Maybe we just forgot history
Just before cars finally took over most public spaces for transportation, there were more public transit options provided by some weirdly familiar looking vehicles. You can almost see how this 1922 Austro Motorette would eventually be given a seat to become the more familiar-looking Vespa.
There are some important differences now. Electric vehicles need new charging infrastructure, which has led to debates about who will pay for it. On the other hand, scooter-sharing companies have learned infrastructure doesn’t need to look like charging stations. Small vehicles can have their batteries swapped out (as with the scooter share Coup) or companies can offer incentives to people to take vehicles home to charge (and then return them).
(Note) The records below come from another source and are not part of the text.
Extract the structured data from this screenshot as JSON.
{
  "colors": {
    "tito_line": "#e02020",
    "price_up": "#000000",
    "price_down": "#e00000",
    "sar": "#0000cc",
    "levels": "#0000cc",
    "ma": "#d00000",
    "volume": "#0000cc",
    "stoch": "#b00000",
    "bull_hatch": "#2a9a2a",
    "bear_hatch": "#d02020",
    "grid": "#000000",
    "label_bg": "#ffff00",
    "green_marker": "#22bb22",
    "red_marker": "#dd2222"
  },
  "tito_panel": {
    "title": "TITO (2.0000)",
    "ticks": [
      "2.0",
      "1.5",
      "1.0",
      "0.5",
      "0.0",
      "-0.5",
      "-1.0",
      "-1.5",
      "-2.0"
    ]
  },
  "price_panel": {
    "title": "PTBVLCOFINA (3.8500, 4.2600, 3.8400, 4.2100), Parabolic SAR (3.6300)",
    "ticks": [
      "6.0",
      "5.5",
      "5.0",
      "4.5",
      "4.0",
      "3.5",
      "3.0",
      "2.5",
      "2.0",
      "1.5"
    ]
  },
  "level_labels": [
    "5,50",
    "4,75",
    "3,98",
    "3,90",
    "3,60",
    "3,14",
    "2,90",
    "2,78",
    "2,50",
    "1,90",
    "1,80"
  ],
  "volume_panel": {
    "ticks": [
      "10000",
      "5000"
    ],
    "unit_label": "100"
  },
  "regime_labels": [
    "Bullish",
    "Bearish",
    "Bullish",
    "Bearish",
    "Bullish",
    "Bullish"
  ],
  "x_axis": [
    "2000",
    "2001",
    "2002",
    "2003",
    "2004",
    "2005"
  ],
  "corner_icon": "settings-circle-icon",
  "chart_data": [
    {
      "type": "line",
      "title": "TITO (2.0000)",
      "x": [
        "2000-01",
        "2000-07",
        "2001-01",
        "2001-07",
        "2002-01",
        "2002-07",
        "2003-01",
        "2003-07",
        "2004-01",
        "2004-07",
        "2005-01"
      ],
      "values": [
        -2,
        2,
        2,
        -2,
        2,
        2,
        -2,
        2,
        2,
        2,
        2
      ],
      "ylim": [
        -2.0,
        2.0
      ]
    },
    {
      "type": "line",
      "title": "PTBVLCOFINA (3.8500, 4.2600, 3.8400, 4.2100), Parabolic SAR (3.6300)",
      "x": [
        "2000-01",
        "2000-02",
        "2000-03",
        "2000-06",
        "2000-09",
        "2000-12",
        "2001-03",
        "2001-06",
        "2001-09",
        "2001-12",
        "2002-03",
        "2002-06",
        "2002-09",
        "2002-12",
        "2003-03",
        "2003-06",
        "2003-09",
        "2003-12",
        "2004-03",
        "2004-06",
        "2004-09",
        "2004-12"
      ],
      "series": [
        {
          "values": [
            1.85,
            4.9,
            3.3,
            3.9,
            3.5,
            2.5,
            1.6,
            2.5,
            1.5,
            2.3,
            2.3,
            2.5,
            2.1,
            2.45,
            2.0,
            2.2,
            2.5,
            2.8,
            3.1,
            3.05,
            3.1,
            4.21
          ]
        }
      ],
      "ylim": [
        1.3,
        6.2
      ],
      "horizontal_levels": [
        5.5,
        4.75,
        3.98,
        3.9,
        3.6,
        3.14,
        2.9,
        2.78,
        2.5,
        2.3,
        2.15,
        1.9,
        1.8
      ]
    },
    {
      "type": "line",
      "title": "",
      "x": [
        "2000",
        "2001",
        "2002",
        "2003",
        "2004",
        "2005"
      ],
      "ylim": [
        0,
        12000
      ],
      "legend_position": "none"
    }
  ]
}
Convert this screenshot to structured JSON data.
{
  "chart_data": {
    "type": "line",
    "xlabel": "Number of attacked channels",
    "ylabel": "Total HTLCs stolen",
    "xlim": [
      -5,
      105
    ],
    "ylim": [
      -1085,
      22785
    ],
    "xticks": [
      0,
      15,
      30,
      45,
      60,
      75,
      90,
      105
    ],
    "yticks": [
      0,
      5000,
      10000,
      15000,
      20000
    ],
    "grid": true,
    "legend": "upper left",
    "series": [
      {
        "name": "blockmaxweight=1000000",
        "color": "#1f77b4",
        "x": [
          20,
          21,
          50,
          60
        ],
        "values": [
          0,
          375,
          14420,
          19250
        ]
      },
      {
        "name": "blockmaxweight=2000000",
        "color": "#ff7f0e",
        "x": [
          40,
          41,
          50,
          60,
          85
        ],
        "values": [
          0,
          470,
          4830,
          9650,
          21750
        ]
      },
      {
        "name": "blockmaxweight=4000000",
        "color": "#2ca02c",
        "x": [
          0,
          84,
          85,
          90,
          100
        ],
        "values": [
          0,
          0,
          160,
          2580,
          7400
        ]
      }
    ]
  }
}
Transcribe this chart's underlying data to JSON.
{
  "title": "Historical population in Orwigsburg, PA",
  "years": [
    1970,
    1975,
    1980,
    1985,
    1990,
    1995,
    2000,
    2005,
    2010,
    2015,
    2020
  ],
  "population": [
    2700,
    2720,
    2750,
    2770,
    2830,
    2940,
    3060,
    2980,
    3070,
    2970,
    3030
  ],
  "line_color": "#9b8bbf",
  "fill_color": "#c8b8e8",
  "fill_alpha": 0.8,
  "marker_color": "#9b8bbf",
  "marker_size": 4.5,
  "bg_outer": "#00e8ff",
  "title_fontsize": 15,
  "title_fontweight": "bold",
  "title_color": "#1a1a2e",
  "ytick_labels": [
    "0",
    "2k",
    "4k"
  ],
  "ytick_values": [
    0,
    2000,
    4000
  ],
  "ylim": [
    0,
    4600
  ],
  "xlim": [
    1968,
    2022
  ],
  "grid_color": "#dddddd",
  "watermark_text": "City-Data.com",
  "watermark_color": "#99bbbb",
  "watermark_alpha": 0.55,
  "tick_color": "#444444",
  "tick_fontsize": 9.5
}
Electric vehicles will continue to drop in price as the main cost — batteries — become cheaper. Finally, shared vehicles have never been more available, and electric scooters are almost 100x cheaper than cars. What happens to behavior when availability is so high that it doesn’t require you to leave your block to find a vehicle?
Bad old assumptions
It seems inevitable that AVs will replace drivers at some point. While we wait for the takeover, there are some approaches we can take to improve safety. Unfortunately, some of these seem to have unintended negative consequences. Growing up I used to visit Zimbabwe, where speed bumps were called “sleeping policemen” because it was believed that they caused drivers to slow down and obey posted speed limits. But data from a recent NYU and Urban Us portfolio company, Dash, reveal that “drivers have a tendency to accelerate quickly after traffic calming infrastructure like speed bumps, which can lead to dangerous situations for pedestrians.” This is potentially a new issue as more drivers discover previously quieter streets via navigation apps and it should still force us to revisit how we try to manage drivers who are going too fast.
With NYC’s L train shutting down in 2019, people have started to plan their housing options and new commutes to and from Manhattan. The city has responded by saying they will add additional ferries and CitiBikes. But is there a way to add more options quickly? How might they fare in the winter? It’s hard to know, but the consequences go far beyond mobility to impact everything from restaurants to residential real estate.
Mobility ultimately has a lot of consequences for real estate. Are people going to live in smaller private spaces in exchange for better shared amenities? Will they use robotic furniture to get more from smaller spaces? What might cause homeowners to purchase backup power in the form of a home battery system? How will this impact the grid? Will people be OK sharing sidewalks with delivery robots?
With so many questions about how our behavior will change, we need to find better, faster ways to test new solutions. Maybe alongside departments of urban planning, we need departments of urban testing.